My Life

Football Isn’t Life

Anyone who knows me knows that I love football.  I love football in general and the New England Patriots in particular.  The 2012 schedule of games is taped to the side of a small bureau that faces the recliner in which I sit to watch the games, all the better to keep track of exact dates, times, and stations where said games will be found.  

I own a Tedy Bruschi football jersey that literally comes down to my knees but was the only size available when I finally had enough cash in hand to make a purchase.  And I cannot tell a lie, in spite of my recent promise to myself not to add to my t-shirt collection (at least not for a while anyway) I couldn’t resist the gray Patriots shirts on sale at Job Lot last week and have washed and worn mine at least three times in the last week.  Figuring “In for a penny, in for a pound,” I also bought the matching gray hoodie although it hasn’t been cold enough to wear it yet.

As I sit here at my computer writing this I am facing the large Tedy Bruschi poster on my wall that shows him flinging snow in celebration of the interception of the pass that he ran in for a touchdown (I think it was December 2006), a Christmas gift from my children who knew how much I had wanted it.  Behind me is a framed photo the Pats lined up for kickoff at Gillette Stadium that was given to me by my sister Gail who is also a fan. And as soon as I pull myself together I plan to have a photo of Tom Brady, taken by my friend Joan, mounted and framed along with the team roster that bears his autograph from a couple years ago.

Yes, I am a fan, but it wasn’t always so.  

My son Rick and his best friend Steve were fans from the very earliest days, back when they were in grade school and the Pats almost never won a game.  Until Rick’s health failed to the point where he almost never left the house anymore, he and Steve got together to watch the games every week, hotly debating every player change and staffing decision.  One thing that they always agreed on, however, was that Steve Grogan was one of the greats.

“You should have seen him run,” Rick told me in later years.  “Toward the end his knees were shot but he just kept running.”

He was thrilled beyond words when I was able to give him a football signed by Steve Grogan.   Tony Morano, who worked with me and knew how sick Rick was and how he loved the Pats, was going to be attending an affair hosted by the Patriots.  “Steve Grogan is going to be there. Would you like me to ask him to autograph a football for Rick?” He didn’t have to ask twice. The football in its glass display case sat on Rick’s bookshelf for years.
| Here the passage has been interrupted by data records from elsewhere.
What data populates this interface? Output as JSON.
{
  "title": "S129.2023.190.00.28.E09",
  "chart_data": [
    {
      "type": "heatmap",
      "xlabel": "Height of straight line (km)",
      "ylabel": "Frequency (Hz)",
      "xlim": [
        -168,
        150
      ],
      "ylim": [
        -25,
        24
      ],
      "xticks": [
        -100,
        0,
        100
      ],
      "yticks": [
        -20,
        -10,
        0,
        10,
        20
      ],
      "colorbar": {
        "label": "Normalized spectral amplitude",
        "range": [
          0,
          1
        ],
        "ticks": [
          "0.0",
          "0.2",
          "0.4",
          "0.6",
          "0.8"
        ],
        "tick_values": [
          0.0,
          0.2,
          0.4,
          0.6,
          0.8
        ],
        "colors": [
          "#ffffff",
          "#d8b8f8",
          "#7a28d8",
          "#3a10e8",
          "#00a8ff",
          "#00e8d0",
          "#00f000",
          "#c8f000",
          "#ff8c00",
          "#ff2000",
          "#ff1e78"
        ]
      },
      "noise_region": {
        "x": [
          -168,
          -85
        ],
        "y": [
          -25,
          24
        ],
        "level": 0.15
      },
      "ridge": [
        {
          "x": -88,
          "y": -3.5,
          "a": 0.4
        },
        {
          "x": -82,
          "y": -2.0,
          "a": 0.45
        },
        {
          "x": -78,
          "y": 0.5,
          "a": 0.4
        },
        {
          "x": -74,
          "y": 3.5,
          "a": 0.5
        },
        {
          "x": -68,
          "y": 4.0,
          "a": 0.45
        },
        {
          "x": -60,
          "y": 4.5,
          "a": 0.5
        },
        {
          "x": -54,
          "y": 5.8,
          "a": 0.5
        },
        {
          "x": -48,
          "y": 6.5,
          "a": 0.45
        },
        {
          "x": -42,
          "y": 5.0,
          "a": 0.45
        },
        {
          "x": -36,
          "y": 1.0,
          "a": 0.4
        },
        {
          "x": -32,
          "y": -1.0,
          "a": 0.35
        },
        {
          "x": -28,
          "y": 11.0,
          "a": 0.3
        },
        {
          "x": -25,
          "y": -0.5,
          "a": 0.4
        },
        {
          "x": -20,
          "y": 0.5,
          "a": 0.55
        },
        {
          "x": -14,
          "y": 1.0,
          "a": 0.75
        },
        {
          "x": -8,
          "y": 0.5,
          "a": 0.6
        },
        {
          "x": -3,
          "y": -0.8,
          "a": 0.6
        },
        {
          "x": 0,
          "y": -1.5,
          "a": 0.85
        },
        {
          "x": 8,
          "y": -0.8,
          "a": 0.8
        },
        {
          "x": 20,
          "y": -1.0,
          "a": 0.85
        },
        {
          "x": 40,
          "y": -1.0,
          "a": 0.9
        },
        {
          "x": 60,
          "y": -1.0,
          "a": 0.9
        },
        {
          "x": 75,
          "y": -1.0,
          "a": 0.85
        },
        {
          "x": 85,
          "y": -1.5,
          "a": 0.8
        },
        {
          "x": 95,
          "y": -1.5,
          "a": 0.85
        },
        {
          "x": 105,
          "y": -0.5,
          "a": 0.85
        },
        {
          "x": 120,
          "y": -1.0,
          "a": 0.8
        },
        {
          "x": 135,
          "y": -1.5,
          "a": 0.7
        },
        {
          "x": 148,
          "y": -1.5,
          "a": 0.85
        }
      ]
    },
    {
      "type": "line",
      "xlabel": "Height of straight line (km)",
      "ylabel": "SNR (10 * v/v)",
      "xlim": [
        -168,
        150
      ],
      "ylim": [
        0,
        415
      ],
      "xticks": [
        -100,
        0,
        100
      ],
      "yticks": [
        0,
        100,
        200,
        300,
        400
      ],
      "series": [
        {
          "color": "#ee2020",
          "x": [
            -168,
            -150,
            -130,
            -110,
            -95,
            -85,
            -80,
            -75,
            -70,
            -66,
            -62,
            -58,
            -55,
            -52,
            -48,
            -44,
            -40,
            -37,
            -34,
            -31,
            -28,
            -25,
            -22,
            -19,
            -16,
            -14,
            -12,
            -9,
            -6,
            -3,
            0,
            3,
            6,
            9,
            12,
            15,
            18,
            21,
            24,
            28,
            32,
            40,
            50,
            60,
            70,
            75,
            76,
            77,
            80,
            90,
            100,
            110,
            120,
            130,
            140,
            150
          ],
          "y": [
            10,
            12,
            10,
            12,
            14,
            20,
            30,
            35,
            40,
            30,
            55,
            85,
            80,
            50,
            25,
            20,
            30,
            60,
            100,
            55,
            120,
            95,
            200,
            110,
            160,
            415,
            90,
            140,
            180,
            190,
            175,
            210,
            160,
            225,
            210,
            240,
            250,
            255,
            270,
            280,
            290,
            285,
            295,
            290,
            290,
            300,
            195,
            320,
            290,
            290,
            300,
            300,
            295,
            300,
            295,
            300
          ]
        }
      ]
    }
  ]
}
It was sometime around 1999 or 2000, when Rick asked if he could make a request of me.  

“I know you don’t really care about football, but do you think you could just sit with me while I watch?  Watching the games alone isn’t any fun.”

And so it began.  It didn’t take long before I was hooked.  Rick said he knew I wasn’t just humoring him when I began asking intelligent questions, and when I was able to spit out stats off the top of my head when he wondered out loud about something.

Steve knew I was really hooked when he phone Rick moments before one of the Super Bowl games was ready to start and Rick told him that he had tripped a few minutes earlier and thought he might have broken his foot and I told him to just prop it up on a pillow and I would put ice on it, and if it was still really bad by the end of the game I would drive him to the emergency room, but that we didn’t want to miss the whole game hanging around the ER waiting to be seen.  The foot was fine and the game was great. We laughed about it for years.

Football, fun as it is, isn’t really life, and I know that.  But it is one of the threads that adds texture to the fabric of my life, and gives me great pleasure from August to February of every year.  I eagerly anticipate each game. With a big bowl of popcorn on my lap and a cold Diet Coke at my elbow, I smile, I cheer, I howl, and I yell, scaring the hell out of the cat who runs for cover at the first play.  And I wish that Rick were here to enjoy it with me.

And the autographed football?  I gave it to Steve at the collation after Rick’s wake.  There is no one in this world Rick would rather have seen get it.